Generic model implementation of deep neural network activation functions using GWO-optimized SCPWL model on FPGA

Abstract

The implementation of non-linear Activation Functions (AFs) within the Artificial Neural Network (ANN) on the Field Programmable Gate Array (FPGA) is substantial due to the various applications it performs. Accuracy, speed and complexity are the most crucial factors considered in this implementation. Building non-linear AFs in a reconfigurable ANN requires either sequential operations and/or additional complexity. In this paper, a generic model for three types of non-linear AFs (Logistic sigmoid (LogSig), Tan sigmoid (TanSig) and Radial Basis Function (RBF)) has been designed based on Simplicial Canonical Piecewise Linear (SCPWL) model that is optimized using Grey Wolf Optimizer (GWO(Algorithm. The designed model has been achieved by nine segments of the SCPWL model. The input of the AFs is ranging from (−8 to 8). Matlab has been deployed to design, optimize, simulate and validate this model.
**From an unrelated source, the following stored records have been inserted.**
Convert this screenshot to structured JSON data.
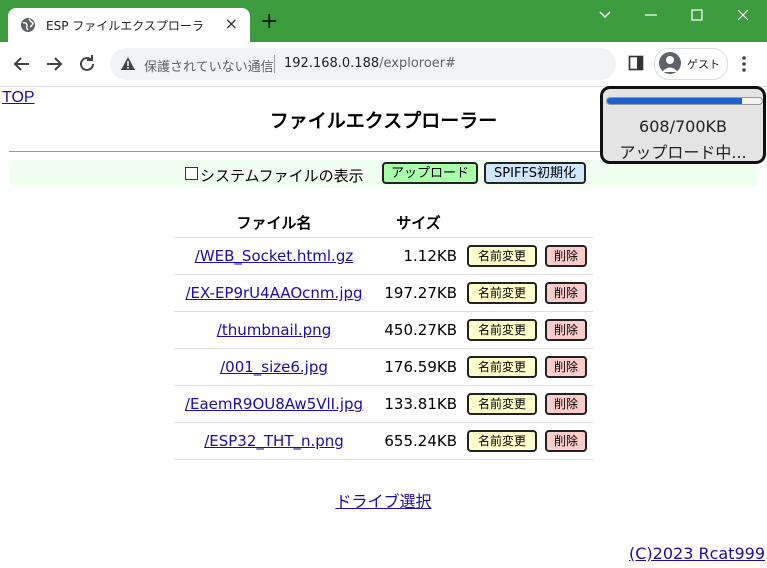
{
  "browser": {
    "tab_title": "ESP ファイルエクスプローラ",
    "tab_close": "×",
    "new_tab": "+",
    "security_text": "保護されていない通信",
    "url_host": "192.168.0.188",
    "url_path": "/exploroer#",
    "profile_label": "ゲスト",
    "accent_color": "#3c9b3c"
  },
  "page": {
    "top_link": "TOP",
    "title": "ファイルエクスプローラー",
    "system_files_label": "システムファイルの表示",
    "upload_button": "アップロード",
    "spiffs_button": "SPIFFS初期化",
    "table_headers": {
      "name": "ファイル名",
      "size": "サイズ"
    },
    "files": [
      {
        "name": "/WEB_Socket.html.gz",
        "size": "1.12KB",
        "rename": "名前変更",
        "delete": "削除"
      },
      {
        "name": "/EX-EP9rU4AAOcnm.jpg",
        "size": "197.27KB",
        "rename": "名前変更",
        "delete": "削除"
      },
      {
        "name": "/thumbnail.png",
        "size": "450.27KB",
        "rename": "名前変更",
        "delete": "削除"
      },
      {
        "name": "/001_size6.jpg",
        "size": "176.59KB",
        "rename": "名前変更",
        "delete": "削除"
      },
      {
        "name": "/EaemR9OU8Aw5VlI.jpg",
        "size": "133.81KB",
        "rename": "名前変更",
        "delete": "削除"
      },
      {
        "name": "/ESP32_THT_n.png",
        "size": "655.24KB",
        "rename": "名前変更",
        "delete": "削除"
      }
    ],
    "drive_select": "ドライブ選択",
    "copyright": "(C)2023 Rcat999"
  },
  "upload_progress": {
    "size_text": "608/700KB",
    "status_text": "アップロード中...",
    "fraction": 0.87,
    "bar_color": "#1e62d0"
  }
}
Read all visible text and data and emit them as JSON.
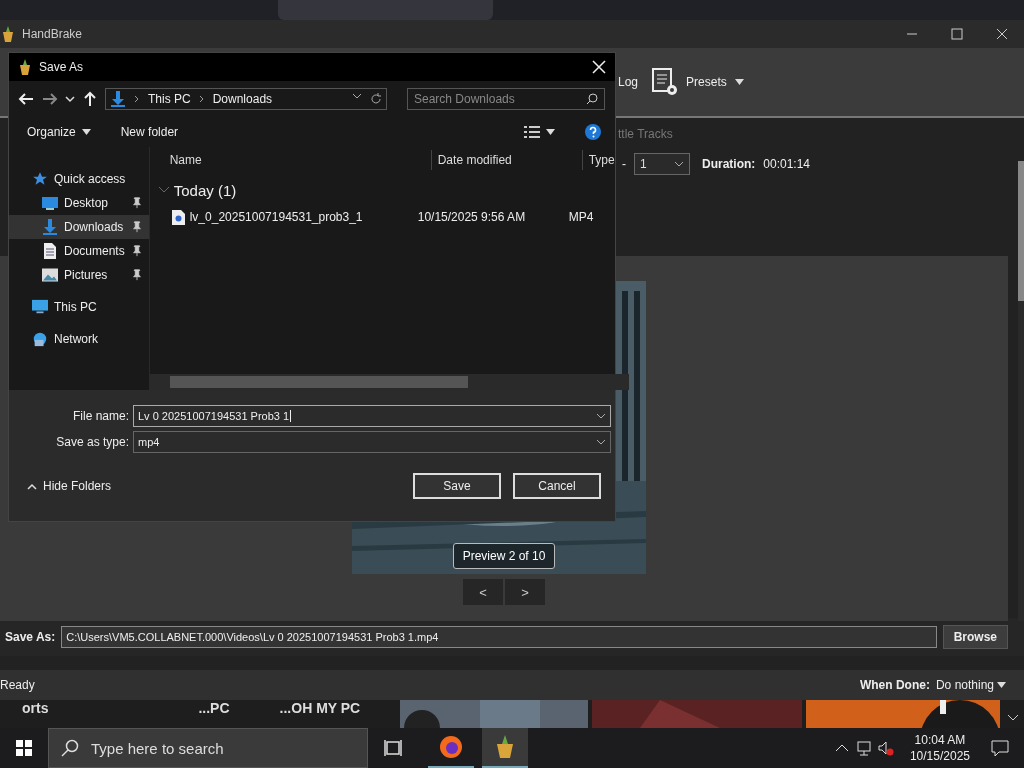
{
  "handbrake": {
    "title": "HandBrake",
    "toolbar": [
      {
        "label": "Log",
        "kind": "log"
      },
      {
        "label": "Presets",
        "kind": "presets"
      }
    ],
    "tab": "ttle Tracks",
    "range": {
      "separator": "-",
      "value": "1"
    },
    "duration": {
      "label": "Duration:",
      "value": "00:01:14"
    },
    "preview": {
      "badge": "Preview 2 of 10",
      "prev": "<",
      "next": ">"
    },
    "save_as": {
      "label": "Save As:",
      "value": "C:\\Users\\VM5.COLLABNET.000\\Videos\\Lv 0 20251007194531 Prob3 1.mp4",
      "button": "Browse"
    },
    "status": "Ready",
    "when_done": {
      "label": "When Done:",
      "value": "Do nothing"
    }
  },
  "dialog": {
    "title": "Save As",
    "breadcrumb": [
      "This PC",
      "Downloads"
    ],
    "search": {
      "placeholder": "Search Downloads"
    },
    "commands": [
      {
        "label": "Organize",
        "kind": "menu"
      },
      {
        "label": "New folder",
        "kind": "plain"
      }
    ],
    "nav": [
      {
        "label": "Quick access",
        "kind": "star",
        "selected": false,
        "pinned": false,
        "children": [
          {
            "label": "Desktop",
            "kind": "desktop",
            "selected": false,
            "pinned": true
          },
          {
            "label": "Downloads",
            "kind": "download",
            "selected": true,
            "pinned": true
          },
          {
            "label": "Documents",
            "kind": "document",
            "selected": false,
            "pinned": true
          },
          {
            "label": "Pictures",
            "kind": "pictures",
            "selected": false,
            "pinned": true
          }
        ]
      },
      {
        "label": "This PC",
        "kind": "pc",
        "selected": false,
        "pinned": false
      },
      {
        "label": "Network",
        "kind": "network",
        "selected": false,
        "pinned": false
      }
    ],
    "columns": [
      "Name",
      "Date modified",
      "Type"
    ],
    "group": {
      "label": "Today (1)",
      "expanded": true
    },
    "files": [
      {
        "name": "lv_0_20251007194531_prob3_1",
        "date": "10/15/2025 9:56 AM",
        "type": "MP4"
      }
    ],
    "file_name": {
      "label": "File name:",
      "value": "Lv 0 20251007194531 Prob3 1"
    },
    "save_type": {
      "label": "Save as type:",
      "value": "mp4"
    },
    "hide_folders": "Hide Folders",
    "buttons": [
      "Save",
      "Cancel"
    ]
  },
  "browser_tiles": [
    {
      "title": "orts"
    },
    {
      "title": "...PC"
    },
    {
      "title": "...OH MY PC"
    }
  ],
  "taskbar": {
    "search": {
      "placeholder": "Type here to search"
    },
    "apps": [
      {
        "kind": "firefox",
        "selected": false
      },
      {
        "kind": "handbrake",
        "selected": true
      }
    ],
    "time": "10:04 AM",
    "date": "10/15/2025"
  }
}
The maximum errors were 5.2e−3, 15.4e−3 and 7e−3 for LogSig, TanSig and RBF respectively. And, the Mean Square Error (MSE) were 1.81e−6, 1.22e−5 and 1.42e−5 for LogSig, TanSig and RBF respectively. The Matlab/HDL Coder has been used to generate the VHDL codes. The Xilinx Arty A7 (Xc7a35ticsg324-1L) FPGA kit is used to validate the designed model on Vivado Design Suite software. It has been noticed that it takes 581 Look-Up Tables (LUTs), nine DSP slices and a delay of (35.346 ns) to implement the nine SCPWL segments for any linear and non-linear AF. For validation, a complete ANN has been built with three hidden layers, each layer contain with one of the proposed AF models.